The state has received $4.2 billion in federal Sandy relief funds. Changes in the spending plan are common but require federal approval.
The Department of Community Affairs says none of the changes would affect any existing funding commitment to any individual, business, community or project.
The money would come from shifting $60 million, including $23.6 million from programs that provided business loans and grants, $18 million from Blue Acres fund buyouts of homes that flood repeatedly and $11.7 million set aside to cover state and local matches for recovery projects.
The Blue Acres program is the one initiative from which money is being diverted that appears most able to continue to take on new spending. Devecka-Rinear of the New Jersey Organizing Project said money could go back into that effort later if there is demand but that it’s urgently needed by rebuilding homeowners.
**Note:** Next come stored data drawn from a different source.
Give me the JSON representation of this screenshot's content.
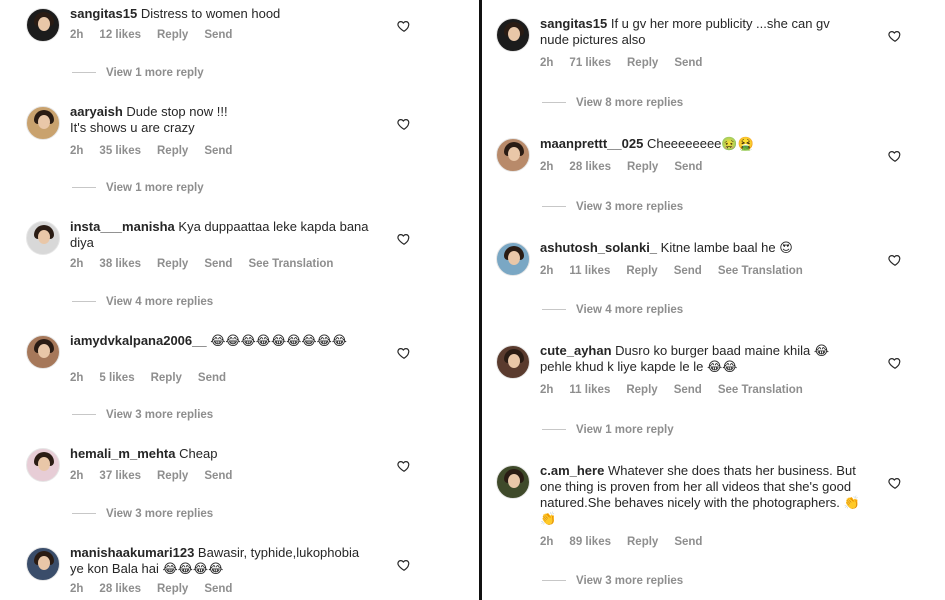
{
  "left_comments": [
    {
      "user": "sangitas15",
      "text": "Distress to women hood",
      "time": "2h",
      "likes": "12 likes",
      "reply": "Reply",
      "send": "Send",
      "translation": "",
      "more": "View 1 more reply",
      "avatar_color": "#1c1c1c"
    },
    {
      "user": "aaryaish",
      "text": "Dude stop now !!!\nIt's shows u are crazy",
      "time": "2h",
      "likes": "35 likes",
      "reply": "Reply",
      "send": "Send",
      "translation": "",
      "more": "View 1 more reply",
      "avatar_color": "#c9a26e"
    },
    {
      "user": "insta___manisha",
      "text": "Kya duppaattaa leke kapda bana diya",
      "time": "2h",
      "likes": "38 likes",
      "reply": "Reply",
      "send": "Send",
      "translation": "See Translation",
      "more": "View 4 more replies",
      "avatar_color": "#d8d8d8"
    },
    {
      "user": "iamydvkalpana2006__",
      "text": "😂😂😂😂😂😂😂😂😂",
      "time": "2h",
      "likes": "5 likes",
      "reply": "Reply",
      "send": "Send",
      "translation": "",
      "more": "View 3 more replies",
      "avatar_color": "#a6785a"
    },
    {
      "user": "hemali_m_mehta",
      "text": "Cheap",
      "time": "2h",
      "likes": "37 likes",
      "reply": "Reply",
      "send": "Send",
      "translation": "",
      "more": "View 3 more replies",
      "avatar_color": "#e7cdd6"
    },
    {
      "user": "manishaakumari123",
      "text": "Bawasir, typhide,lukophobia ye kon Bala hai 😂😂😂😂",
      "time": "2h",
      "likes": "28 likes",
      "reply": "Reply",
      "send": "Send",
      "translation": "",
      "more": "",
      "avatar_color": "#3a4d6a"
    }
  ],
  "right_comments": [
    {
      "user": "sangitas15",
      "text": "If u gv her more publicity ...she can gv nude pictures also",
      "time": "2h",
      "likes": "71 likes",
      "reply": "Reply",
      "send": "Send",
      "translation": "",
      "more": "View 8 more replies",
      "avatar_color": "#1c1c1c"
    },
    {
      "user": "maanprettt__025",
      "text": "Cheeeeeeee🤢🤮",
      "time": "2h",
      "likes": "28 likes",
      "reply": "Reply",
      "send": "Send",
      "translation": "",
      "more": "View 3 more replies",
      "avatar_color": "#b88a6a"
    },
    {
      "user": "ashutosh_solanki_",
      "text": "Kitne lambe baal he 😍",
      "time": "2h",
      "likes": "11 likes",
      "reply": "Reply",
      "send": "Send",
      "translation": "See Translation",
      "more": "View 4 more replies",
      "avatar_color": "#7aa7c4"
    },
    {
      "user": "cute_ayhan",
      "text": "Dusro ko burger baad maine khila 😂 pehle khud k liye kapde le le 😂😂",
      "time": "2h",
      "likes": "11 likes",
      "reply": "Reply",
      "send": "Send",
      "translation": "See Translation",
      "more": "View 1 more reply",
      "avatar_color": "#5a3b2e"
    },
    {
      "user": "c.am_here",
      "text": "Whatever she does thats her business. But one thing is proven from her all videos that she's good natured.She behaves nicely with the photographers. 👏👏",
      "time": "2h",
      "likes": "89 likes",
      "reply": "Reply",
      "send": "Send",
      "translation": "",
      "more": "View 3 more replies",
      "avatar_color": "#3f4a2a"
    }
  ],
  "icons": {
    "heart": "heart-outline-icon"
  }
}
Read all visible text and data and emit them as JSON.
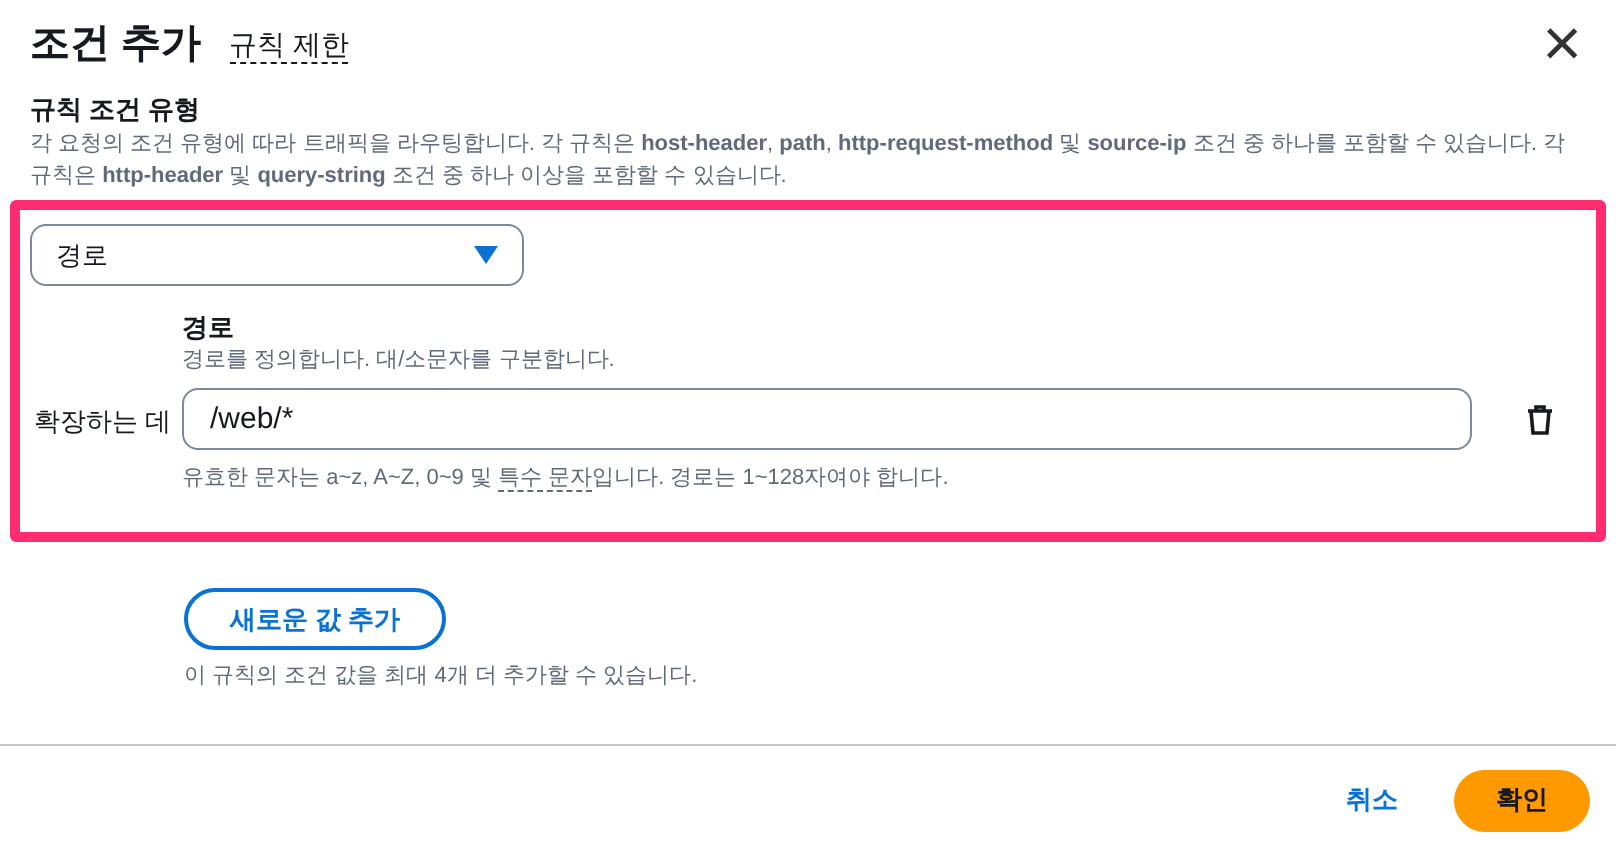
{
  "dialog": {
    "title": "조건 추가",
    "subtitle": "규칙 제한",
    "close": "×"
  },
  "condition_type": {
    "label": "규칙 조건 유형",
    "description": "각 요청의 조건 유형에 따라 트래픽을 라우팅합니다. 각 규칙은 **host-header**, **path**, **http-request-method** 및 **source-ip** 조건 중 하나를 포함할 수 있습니다. 각 규칙은 **http-header** 및 **query-string** 조건 중 하나 이상을 포함할 수 있습니다.",
    "select_value": "경로"
  },
  "path": {
    "label": "경로",
    "description": "경로를 정의합니다. 대/소문자를 구분합니다.",
    "row_label": "확장하는 데",
    "value": "/web/*",
    "help_before": "유효한 문자는 a~z, A~Z, 0~9 및 ",
    "help_link": "특수 문자",
    "help_after": "입니다. 경로는 1~128자여야 합니다."
  },
  "add_value": {
    "button": "새로운 값 추가",
    "note": "이 규칙의 조건 값을 최대 4개 더 추가할 수 있습니다."
  },
  "footer": {
    "cancel": "취소",
    "confirm": "확인"
  }
}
“We think the Blue Acres program is an incredibly important program and a really good idea. In some ways, the way it’s rolled out has meant that not everybody who wanted to access it has had access to it,” Devecka-Rinear said.
The state has spent $152 million to buy homes in flood-prone parts of eight municipalities: Lawrence Township in Cumberland County; Old Bridge, Sayreville, South River and Woodbridge in Middlesex County; Pompton Lakes in Passaic County; Manville in Somerset County; and Linden in Union County.
“So I hope that by doing this, we don’t shut people out that need a buyout but that we do help people really need to close this chapter of their lives and be finished and be home,” Devecka-Rinear said. “We’re going on seven years now.”
The public hearing will be held from 4 p.m. to 6 p.m. Tuesday at the Toms River Municipal Complex.